As a teacher, I have learned to see where there is no energy flow. It goes much deeper than just looking at the structure. Is there a free flow of energy running through the circuits of the body? Where is there dead space? It's amazing how many of us carry dead space in our bodies, and it's beautiful when it begins to awaken. Through time, a sixth sense begins to develop in feeling/sensing where these areas arise in students. With much to still learn, the subtleties and unseen parts, the spaces, are what leave me fascinated, and undoubtedly knowing there is a vast amount to discover and realize.

"A goal is not always meant to be reached, it often serves simply as something to aim at." - Bruce Lee 

Ashtanga yoga is an energetic practice. On so many levels. The importance of getting the body circulating first is key to the development of practitioners starting out, hence the internal alignment. I've seen how time and time again when starting from this point, through consistency, the practice and the body start to take shape. Which we see externally. The by product.

Exceptional teachers will adjust the body in a manner which will further the engagement or alignment internally. I have felt it many a times with experienced teachers coming from this place. Where when moved, I feel the central axis of the body more pronounced through the adjustment. The interesting part is how it looks on the outside may be amply different from person to person depending on what stage they are in - the further beauty of the Mysore method of practicing and teaching - working individually while having the energy of the group to carry one through.

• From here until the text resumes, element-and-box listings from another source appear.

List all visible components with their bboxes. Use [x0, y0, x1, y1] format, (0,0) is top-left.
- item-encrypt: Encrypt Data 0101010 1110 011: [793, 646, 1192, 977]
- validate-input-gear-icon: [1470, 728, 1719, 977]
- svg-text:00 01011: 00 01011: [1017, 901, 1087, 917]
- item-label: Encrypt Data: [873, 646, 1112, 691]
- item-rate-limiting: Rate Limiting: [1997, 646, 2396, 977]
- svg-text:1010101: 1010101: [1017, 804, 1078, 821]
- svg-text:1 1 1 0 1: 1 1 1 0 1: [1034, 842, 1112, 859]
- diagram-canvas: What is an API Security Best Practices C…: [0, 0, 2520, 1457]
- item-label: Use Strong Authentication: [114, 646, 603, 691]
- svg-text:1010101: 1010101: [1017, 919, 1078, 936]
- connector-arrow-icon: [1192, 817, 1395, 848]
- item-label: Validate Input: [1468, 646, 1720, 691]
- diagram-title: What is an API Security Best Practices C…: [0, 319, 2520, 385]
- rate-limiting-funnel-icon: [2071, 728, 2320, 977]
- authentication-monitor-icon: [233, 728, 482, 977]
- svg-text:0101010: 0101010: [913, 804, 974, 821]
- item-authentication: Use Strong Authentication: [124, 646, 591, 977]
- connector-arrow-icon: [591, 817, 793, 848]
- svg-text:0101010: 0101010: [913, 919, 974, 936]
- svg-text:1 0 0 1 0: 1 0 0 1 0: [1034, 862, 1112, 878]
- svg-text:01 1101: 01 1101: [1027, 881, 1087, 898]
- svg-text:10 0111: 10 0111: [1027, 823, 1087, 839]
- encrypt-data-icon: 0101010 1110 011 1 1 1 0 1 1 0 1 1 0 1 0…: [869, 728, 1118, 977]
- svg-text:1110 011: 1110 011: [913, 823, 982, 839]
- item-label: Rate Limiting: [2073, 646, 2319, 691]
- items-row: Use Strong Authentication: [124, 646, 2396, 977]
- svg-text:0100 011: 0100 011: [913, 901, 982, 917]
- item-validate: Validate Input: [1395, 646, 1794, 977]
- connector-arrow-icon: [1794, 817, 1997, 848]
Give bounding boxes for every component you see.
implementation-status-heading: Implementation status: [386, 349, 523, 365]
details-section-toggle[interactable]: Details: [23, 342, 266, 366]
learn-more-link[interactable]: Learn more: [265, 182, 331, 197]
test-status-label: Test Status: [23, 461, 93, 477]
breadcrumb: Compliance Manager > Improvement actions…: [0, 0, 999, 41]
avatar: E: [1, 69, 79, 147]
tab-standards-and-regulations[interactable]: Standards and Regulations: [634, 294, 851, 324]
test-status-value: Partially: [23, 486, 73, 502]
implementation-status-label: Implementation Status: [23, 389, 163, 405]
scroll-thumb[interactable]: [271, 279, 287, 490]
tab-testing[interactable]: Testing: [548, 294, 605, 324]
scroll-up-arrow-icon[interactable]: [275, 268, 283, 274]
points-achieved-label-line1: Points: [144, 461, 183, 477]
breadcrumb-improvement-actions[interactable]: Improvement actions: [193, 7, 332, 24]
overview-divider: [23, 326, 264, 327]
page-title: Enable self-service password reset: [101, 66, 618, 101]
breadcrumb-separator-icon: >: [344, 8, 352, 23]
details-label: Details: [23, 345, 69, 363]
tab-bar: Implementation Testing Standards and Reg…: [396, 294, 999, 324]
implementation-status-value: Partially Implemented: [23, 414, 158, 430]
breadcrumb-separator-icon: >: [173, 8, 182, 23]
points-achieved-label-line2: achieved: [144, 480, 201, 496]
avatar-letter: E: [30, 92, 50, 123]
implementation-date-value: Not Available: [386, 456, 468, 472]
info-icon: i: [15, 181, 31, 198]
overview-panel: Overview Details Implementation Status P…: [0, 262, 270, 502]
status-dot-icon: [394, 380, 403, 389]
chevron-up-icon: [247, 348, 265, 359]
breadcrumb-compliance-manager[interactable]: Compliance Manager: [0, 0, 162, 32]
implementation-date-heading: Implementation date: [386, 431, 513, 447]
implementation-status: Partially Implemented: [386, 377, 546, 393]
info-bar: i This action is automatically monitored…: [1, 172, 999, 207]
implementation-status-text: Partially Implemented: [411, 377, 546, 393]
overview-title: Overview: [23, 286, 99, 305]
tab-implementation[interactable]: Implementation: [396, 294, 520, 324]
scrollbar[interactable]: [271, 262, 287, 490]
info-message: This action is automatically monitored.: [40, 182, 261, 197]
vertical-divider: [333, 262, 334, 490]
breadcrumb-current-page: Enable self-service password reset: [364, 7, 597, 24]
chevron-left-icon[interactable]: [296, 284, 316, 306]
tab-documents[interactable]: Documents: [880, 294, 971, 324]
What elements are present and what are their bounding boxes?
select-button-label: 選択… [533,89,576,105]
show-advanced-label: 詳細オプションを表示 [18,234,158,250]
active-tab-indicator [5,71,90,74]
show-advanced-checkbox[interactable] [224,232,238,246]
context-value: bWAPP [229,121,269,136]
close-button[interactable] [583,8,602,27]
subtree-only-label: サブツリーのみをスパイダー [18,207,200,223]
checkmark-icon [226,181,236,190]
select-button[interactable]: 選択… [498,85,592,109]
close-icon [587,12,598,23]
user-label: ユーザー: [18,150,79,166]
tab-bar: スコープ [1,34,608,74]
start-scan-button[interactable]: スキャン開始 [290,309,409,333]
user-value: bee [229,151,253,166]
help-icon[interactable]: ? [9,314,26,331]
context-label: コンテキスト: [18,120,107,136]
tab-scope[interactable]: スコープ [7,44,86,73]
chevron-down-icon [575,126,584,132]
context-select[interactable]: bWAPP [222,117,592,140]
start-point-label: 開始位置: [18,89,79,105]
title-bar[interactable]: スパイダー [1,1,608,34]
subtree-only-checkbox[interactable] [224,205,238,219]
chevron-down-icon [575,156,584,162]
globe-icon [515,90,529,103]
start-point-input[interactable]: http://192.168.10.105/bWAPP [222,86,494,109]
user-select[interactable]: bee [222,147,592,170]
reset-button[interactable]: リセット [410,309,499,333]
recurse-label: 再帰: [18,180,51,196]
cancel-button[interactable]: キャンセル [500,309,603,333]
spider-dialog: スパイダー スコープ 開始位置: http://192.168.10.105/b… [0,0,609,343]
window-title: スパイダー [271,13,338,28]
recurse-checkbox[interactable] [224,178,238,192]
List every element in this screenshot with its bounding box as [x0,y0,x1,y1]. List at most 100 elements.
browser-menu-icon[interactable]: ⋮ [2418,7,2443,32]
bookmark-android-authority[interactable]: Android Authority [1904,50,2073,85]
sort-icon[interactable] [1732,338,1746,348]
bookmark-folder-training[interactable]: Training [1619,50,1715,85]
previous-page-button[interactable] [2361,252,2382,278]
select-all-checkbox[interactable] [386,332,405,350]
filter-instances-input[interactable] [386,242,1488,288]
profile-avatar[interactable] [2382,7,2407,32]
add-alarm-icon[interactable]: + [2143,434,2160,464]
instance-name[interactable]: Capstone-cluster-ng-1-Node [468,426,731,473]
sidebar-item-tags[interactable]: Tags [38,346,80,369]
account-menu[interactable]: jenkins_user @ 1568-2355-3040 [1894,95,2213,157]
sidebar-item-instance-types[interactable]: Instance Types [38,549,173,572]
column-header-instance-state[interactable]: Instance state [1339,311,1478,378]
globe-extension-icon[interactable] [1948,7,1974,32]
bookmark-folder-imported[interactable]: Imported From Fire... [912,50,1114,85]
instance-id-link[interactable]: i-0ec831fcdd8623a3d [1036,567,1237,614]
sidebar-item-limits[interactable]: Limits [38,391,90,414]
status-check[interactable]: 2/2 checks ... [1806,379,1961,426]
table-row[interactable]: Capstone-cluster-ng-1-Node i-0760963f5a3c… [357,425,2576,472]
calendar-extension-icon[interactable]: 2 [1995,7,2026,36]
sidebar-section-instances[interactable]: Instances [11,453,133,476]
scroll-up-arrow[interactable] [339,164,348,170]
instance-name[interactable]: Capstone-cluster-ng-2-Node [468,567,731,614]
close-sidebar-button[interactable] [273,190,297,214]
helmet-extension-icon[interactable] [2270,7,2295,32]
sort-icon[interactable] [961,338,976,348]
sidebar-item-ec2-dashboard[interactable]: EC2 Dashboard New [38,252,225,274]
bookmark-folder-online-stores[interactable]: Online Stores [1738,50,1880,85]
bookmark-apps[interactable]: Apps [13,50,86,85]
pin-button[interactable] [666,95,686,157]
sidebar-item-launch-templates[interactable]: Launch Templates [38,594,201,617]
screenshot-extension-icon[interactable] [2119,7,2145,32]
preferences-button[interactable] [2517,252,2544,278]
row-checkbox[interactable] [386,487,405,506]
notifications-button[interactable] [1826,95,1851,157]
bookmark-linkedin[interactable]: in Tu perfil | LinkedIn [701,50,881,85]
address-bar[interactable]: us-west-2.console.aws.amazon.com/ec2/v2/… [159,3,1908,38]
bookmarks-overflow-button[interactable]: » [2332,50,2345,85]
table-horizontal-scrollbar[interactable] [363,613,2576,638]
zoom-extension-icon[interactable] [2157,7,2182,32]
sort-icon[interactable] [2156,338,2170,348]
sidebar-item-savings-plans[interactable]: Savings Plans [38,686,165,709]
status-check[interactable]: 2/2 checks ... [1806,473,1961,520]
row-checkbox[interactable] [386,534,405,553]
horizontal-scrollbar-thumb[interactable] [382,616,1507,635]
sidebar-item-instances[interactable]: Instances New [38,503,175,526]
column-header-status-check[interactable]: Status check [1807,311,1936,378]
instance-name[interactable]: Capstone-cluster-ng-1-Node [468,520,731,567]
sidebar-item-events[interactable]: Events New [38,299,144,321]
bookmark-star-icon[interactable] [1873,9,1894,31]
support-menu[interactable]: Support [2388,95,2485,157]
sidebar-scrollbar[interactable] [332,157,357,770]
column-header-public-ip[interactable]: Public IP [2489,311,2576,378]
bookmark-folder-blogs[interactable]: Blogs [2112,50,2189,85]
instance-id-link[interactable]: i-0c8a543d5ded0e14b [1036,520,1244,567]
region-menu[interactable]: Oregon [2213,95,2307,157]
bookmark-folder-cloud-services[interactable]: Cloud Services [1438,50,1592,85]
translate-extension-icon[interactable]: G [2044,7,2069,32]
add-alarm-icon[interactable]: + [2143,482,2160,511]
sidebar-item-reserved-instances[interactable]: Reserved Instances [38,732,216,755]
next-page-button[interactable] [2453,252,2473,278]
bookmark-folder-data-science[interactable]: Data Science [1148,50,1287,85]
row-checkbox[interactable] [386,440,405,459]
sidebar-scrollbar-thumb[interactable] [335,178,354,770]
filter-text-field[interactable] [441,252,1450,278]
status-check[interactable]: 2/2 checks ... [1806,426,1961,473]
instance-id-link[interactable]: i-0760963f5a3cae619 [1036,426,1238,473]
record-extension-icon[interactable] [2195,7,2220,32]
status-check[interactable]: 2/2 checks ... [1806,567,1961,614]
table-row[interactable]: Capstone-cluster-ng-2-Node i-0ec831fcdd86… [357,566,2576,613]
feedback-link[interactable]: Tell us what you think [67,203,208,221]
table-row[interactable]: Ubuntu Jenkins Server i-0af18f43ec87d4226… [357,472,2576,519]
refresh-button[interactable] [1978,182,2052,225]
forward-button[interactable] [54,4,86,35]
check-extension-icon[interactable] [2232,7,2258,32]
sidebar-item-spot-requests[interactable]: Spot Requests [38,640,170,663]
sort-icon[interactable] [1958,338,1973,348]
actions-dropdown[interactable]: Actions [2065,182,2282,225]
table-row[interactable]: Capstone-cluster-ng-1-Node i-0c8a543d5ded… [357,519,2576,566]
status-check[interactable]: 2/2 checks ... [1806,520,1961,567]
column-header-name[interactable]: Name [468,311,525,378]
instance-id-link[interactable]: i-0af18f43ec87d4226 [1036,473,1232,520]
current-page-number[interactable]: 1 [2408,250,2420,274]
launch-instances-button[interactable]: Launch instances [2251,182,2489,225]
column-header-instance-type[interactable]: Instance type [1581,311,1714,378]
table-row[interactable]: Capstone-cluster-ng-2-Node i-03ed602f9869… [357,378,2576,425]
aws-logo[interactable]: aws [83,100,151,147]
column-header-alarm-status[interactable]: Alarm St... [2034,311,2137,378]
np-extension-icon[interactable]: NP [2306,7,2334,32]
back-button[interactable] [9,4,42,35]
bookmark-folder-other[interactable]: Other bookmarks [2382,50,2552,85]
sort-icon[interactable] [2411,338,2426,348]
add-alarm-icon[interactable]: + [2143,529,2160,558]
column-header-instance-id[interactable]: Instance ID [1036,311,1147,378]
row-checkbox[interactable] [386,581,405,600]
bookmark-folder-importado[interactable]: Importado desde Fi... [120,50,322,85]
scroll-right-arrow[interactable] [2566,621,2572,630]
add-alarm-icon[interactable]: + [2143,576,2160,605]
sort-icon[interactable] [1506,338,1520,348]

What I've also come to discover is the vast difference felt with those teachers who continue to work with a teacher themselves even if they have reached a certain apex in their work, especially in the tradition they are teaching in. It means a lot to me, and I seem to connect to those who continue working with teachers or go to the source so to speak or have done so long term. It is a different experience when practicing with those who use the name to further their reach as teachers but in the end don't really respect where it is coming from. Because in the end, what are we promoting?

“Zen is not “attained” by mirror-wiping mediation, but by “self-forgetfulness in the existential ‘present’ of life here and now.” We do not “come”, we “are.” Don’t strive to become, but be.” - Bruce Lee

3 Insightful Comments:

Nobel said...

Thank you. I really agree with what you say about internal alignment and the practice being first and foremost a breathing, energetic practice.

StEvE said...

Nice to see you posting again!

Here's three of my favourite Bruce Lee quotes, which, in some way or other, can also relate to the practice:

“I fear not the man who has practiced 10,000 kicks once, but I fear the man who has practiced one kick 10,000 times.”

“Love is like a friendship caught on fire. In the beginning a flame, very pretty, often hot and fierce, but still only light and flickering. As love grows older, our hearts mature and our love becomes as coals, deep-burning and unquenchable.”

“Showing off is the fool's idea of glory.”

peaceloveyoga said...

Awesome Steve. I already have one of those quotes queued up for my next written blog post.

That Bruce Lee he had so many good quotes!